Ballade aux Temps Chauds :
Riccardo Tesi
Santiago Jimenez Jr, Kek Lang ou La kinkerne seront à l'affiche des Temps Chauds de Châtillon-sur-Chalaronne.
Riccardo Tesi sera présent pour une "carte blanche" proposée à Saint-Cyr sur Menthon. Son éternel complice Patrick Vaillant étant lui aussi de l'aventure, au sein de Banditaliana, voici l'occasion d'une interview-éclair avec l'accordéoniste de Pistoia.
Riccardo Tesi : Pour cette "carte blanche", j'invite des musiciens qui habitent sur place, autour de mon Quartet, Bandaitaliana, des musiciens qui ont déjà fait un peu de route avec moi, et avant tout Patrick Vaillant, avec qui j'ai fêté l'année dernière nos dix ans de collaboration. Gabriele Mirabassi sera présent, c'est un super joueur de clarinette qui a participé à mon dernier disque sur "le balo Liccio", et qui a été élu, cette année, meilleur nouveau musicien de jazz d'Italie ! À la contrebasse, Pino Liverato, autre musicien de jazz. À la batterie, Claude Fossati, fils d'Ivano Fossati, grand chanteur italien avec lequel j'ai enregistré l'année passée : son fils est un jeune musicien de vingt-deux ans, très ouvert : il est tombé amoureux de mes disques, on s'est dit que l'on allait faire quelque chose ensemble, il jouera donc sur mon prochain disque, qui sortira au mois de septembre.
Pour ce concert, et avec presque vingt ans de carrière, j'ai décidé de revisiter mes compositions, de les retravailler sous de nouvelles versions en intégrant d'autres musiciens. Ce que je propose, c'est un itinéraire de redécouverte de mes différentes expériences musicales.
CMTRA : La particularité des Temps Chauds, c'est de proposer des rencontres entre professionnels et amateurs. Que penses-tu des musiciens de l'Ain ?
R.T. : Oui, c'est encore autre chose, et c'est prévu pour la première partie du concert. Ça s'appellera "Orchestre Ephémère", je crois ! Ces musiciens sont amateurs, mais ils ont un bon niveau. Ils m'ont proposé des chansons sur des thèmes traditionnels de la région Rhône-Alpes pour que je puisse faire les arrangements. J'en ai choisi dix, dont "Christophe", "Sous ta Fenêtre", "l'Avoine", des bourrées Si la distance nous empêche de répéter beaucoup, j'ai déjà pu jouer deux fois avec eux, et je trouve que c'est très intéressant de travailler des thèmes traditionnels français.

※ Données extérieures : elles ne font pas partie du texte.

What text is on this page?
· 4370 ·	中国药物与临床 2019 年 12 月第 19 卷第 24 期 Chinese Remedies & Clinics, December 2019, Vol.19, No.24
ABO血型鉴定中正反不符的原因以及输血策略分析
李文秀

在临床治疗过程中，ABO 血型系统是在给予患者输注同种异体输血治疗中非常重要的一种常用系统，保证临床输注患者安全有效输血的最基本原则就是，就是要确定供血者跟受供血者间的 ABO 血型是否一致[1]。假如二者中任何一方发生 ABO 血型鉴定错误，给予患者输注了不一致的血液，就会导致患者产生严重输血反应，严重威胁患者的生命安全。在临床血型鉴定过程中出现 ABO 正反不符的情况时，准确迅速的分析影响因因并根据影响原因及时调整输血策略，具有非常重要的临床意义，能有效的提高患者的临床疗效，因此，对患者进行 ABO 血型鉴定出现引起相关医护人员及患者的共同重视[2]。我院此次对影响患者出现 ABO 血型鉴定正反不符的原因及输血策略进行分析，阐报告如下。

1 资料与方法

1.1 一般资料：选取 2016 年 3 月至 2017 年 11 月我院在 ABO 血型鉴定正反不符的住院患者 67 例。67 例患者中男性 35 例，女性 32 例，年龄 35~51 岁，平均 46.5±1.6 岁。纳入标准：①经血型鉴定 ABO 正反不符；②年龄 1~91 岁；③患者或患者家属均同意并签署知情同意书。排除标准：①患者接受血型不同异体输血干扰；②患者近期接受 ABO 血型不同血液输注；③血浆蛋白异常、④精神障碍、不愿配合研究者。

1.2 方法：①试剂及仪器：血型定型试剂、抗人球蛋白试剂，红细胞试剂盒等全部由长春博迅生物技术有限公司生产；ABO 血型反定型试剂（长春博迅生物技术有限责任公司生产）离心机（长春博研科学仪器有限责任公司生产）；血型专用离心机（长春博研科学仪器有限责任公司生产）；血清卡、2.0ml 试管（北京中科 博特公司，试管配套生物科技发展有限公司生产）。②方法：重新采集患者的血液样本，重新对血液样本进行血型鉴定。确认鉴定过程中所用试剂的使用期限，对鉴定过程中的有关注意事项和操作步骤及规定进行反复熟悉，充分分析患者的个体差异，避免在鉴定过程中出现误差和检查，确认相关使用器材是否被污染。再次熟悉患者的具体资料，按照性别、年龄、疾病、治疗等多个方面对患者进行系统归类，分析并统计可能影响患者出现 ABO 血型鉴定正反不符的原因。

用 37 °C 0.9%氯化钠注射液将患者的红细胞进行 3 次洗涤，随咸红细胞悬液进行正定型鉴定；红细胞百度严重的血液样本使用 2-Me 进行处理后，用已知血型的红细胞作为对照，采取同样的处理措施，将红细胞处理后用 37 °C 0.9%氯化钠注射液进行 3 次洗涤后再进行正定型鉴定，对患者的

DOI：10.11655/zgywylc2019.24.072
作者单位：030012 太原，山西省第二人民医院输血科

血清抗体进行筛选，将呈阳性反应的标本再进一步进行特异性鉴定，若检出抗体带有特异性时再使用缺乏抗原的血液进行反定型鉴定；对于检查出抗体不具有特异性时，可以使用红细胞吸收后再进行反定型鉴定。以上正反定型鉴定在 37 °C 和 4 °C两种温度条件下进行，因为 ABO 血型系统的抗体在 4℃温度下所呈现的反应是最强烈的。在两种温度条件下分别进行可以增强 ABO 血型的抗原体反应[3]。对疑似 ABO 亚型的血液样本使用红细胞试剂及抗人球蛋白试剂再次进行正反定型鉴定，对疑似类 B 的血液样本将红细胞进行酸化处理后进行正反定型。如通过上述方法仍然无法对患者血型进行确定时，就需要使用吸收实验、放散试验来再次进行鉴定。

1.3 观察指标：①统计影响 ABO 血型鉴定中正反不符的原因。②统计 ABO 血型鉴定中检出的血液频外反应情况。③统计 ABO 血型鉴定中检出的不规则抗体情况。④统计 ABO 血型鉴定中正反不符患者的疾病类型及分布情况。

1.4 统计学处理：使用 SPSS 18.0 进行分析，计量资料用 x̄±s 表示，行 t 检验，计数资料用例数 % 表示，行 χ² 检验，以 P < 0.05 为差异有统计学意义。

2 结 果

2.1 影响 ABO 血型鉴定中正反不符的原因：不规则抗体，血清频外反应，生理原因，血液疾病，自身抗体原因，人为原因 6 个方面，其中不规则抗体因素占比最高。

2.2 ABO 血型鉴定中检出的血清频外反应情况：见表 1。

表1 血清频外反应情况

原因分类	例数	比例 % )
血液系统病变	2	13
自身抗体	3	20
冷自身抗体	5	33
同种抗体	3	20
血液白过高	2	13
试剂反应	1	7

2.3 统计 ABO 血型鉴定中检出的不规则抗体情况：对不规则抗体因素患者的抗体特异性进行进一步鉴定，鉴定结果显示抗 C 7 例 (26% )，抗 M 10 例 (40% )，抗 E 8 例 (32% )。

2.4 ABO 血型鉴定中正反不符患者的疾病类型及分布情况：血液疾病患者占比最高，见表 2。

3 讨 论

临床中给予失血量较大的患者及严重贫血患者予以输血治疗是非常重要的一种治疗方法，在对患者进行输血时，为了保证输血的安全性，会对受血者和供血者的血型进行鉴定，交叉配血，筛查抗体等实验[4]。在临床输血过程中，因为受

CMTRA : Beaucoup d'accordéon ?
R.T. : Tu sais, lorsque tu fais des arragements, tu prêtes beaucoup attention aux autres, et parfois pas assez à toi-même ! Au contraire je pense que je ne l'utilise pas assez : J'ai plutôt tendance à vouloir découvrir et profiter des autres instruments.
CMTRA : Des vielles à roue, dont la tradition était forte en Bresse, je crois ?
R.T. : Oui, il y a quatre vielles, mais aussi une basse, une batterie, une clarinette, et un bon guitariste. Ils sont tous des environs de Châtillon.
CMTRA : Profitons de notre rencontre pour évoquer ce grand spectacle que tu prépares en Italie.
R.T. : C'est une grosse production qui est présentée à Vercelli près d'Alexandria, Casale Monferato, et tout ça est organisée par Maurizio Martinotti. C'est une sorte de "Bella Ciao" trente ans après, une réunion de plusieurs musiciens qui font tous partie du milieu des musiques traditionnelles en Italie. Ca s'appelle "Transitalia". Il y a Tenores Di Bitti, des chanteurs sardes, Lucilla Galeazzi, Elena Ledda, Daniele Sepe, qui est une espèce de Frank Zappa ethno-jazz-rock napolitain, vraiment extraordinaire. Il y a Ambrogio Sparagna, et moi. Et des musiciens de Calicanto, de La Ciapa Rusa, Martinotti bien sûr, Pietro Bianchi de Lyonesse, Antonello Ricci de Musicanova et d'autres.
CMTRA : Quels sont les objectifs de cette rencontre ?
R.T. : Le spectacle va durer deux heures et demi, j'ai été nommé et chargé des arrangements pour que l'on puisse jouer le plus possible ensemble, et non pas seulement chacun de notre côté : ce serait trop facile. Il y a également une mise en scène théâtrale dirigée par Moni Ovadia, metteur en scène très reconnu en Italie. C'est très enrichissant de pouvoir travailler avec une telle diversité de musiciens. Cela donne des mariages étonnants, par exemple au niveau des voix, nous avons un duo Elena Ledda et Lucilla Galeazzi, ensemble...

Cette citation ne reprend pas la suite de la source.